I need to create a Vector database in AWS. I was using Pinecone in my POC, but for safety reasons the company need something inside AWS. I saw some people recommending to use OpenSearch, but I read in a blog that OpenSearch don’t really do Vector Search
Documented in
https://www.elastic.co/blog/text-similarity-search-with-vectors-in-elasticsearch
the approach to vector search has exactly the same limitation as what
we observed with Solr: it will retrieve all documents that match the
search criteria (keyword query along with filters on document
attributes), and score all of them with the vector similarity of
choice (cosine distance, dot-product or L1/L2 norms). That is, vector
similarity will not be used during retrieval (first and expensive
step): it will instead be used during document scoring (second step).
Therefore, since you can’t know in advance, how many documents to
fetch to surface most semantically relevant, the mathematical idea of
vector search is not really applied.
Does any one know any alternative, or is OpenSearch the best we can do in AWS? I read some people talking about using DynamoDB too, but I didn’t fully understand how it work. If any one have any ideas or suggestions I would really appreciate.

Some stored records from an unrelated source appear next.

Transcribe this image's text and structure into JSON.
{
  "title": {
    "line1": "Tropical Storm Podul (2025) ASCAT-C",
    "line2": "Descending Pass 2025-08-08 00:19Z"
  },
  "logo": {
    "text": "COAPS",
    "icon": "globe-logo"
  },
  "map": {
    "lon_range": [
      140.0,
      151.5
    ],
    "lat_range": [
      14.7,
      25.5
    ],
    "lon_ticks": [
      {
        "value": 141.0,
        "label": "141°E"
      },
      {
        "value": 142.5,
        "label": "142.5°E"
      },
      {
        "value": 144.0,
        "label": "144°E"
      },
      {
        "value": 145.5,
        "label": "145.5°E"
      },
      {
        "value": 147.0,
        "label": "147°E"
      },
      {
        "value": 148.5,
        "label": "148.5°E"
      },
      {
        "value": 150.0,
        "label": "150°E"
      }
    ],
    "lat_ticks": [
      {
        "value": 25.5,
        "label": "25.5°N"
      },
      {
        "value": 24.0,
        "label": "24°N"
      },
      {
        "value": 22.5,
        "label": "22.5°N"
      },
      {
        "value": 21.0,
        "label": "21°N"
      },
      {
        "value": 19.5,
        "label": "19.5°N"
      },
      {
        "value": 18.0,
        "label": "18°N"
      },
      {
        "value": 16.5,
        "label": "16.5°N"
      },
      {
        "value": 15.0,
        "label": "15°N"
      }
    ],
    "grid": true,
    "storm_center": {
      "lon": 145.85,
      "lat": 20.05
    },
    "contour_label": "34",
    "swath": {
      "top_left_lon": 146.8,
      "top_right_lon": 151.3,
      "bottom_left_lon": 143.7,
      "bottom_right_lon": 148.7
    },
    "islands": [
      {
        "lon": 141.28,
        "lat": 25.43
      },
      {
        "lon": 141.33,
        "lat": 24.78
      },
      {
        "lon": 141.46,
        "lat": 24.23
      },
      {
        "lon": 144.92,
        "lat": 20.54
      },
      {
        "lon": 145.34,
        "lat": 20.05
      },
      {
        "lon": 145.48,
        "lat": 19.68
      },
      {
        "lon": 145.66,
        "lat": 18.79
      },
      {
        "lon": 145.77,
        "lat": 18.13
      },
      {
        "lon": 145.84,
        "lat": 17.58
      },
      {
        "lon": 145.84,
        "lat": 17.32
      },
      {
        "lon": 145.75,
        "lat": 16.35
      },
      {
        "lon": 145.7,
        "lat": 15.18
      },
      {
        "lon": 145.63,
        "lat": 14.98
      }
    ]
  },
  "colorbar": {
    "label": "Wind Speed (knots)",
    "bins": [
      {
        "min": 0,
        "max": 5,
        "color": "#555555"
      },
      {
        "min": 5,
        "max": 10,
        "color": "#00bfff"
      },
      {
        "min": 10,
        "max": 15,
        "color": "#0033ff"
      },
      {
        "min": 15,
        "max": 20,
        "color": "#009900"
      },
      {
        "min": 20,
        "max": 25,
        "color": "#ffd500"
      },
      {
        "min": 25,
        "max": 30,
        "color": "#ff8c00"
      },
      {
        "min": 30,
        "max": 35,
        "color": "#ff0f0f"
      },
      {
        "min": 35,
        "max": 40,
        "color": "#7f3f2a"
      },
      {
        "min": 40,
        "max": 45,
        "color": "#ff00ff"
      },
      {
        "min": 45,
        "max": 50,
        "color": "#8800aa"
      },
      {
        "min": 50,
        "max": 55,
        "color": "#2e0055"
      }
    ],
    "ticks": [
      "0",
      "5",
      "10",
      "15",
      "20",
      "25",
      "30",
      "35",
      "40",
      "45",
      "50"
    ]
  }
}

Souce: https://towardsdatascience.com/speeding-up-bert-search-in-elasticsearch-750f1f34f455
2
Answers
Amazon OpenSearch has a vector based search plugin called as
kNN
and has experimental features to allow users to perform semantic search.Reference: K-NN
AWS K-NN
Semantic Search feature
try some newer ones like qdrant, weaviate, milvus . A lot easier to use and less resource hungry than opensearch.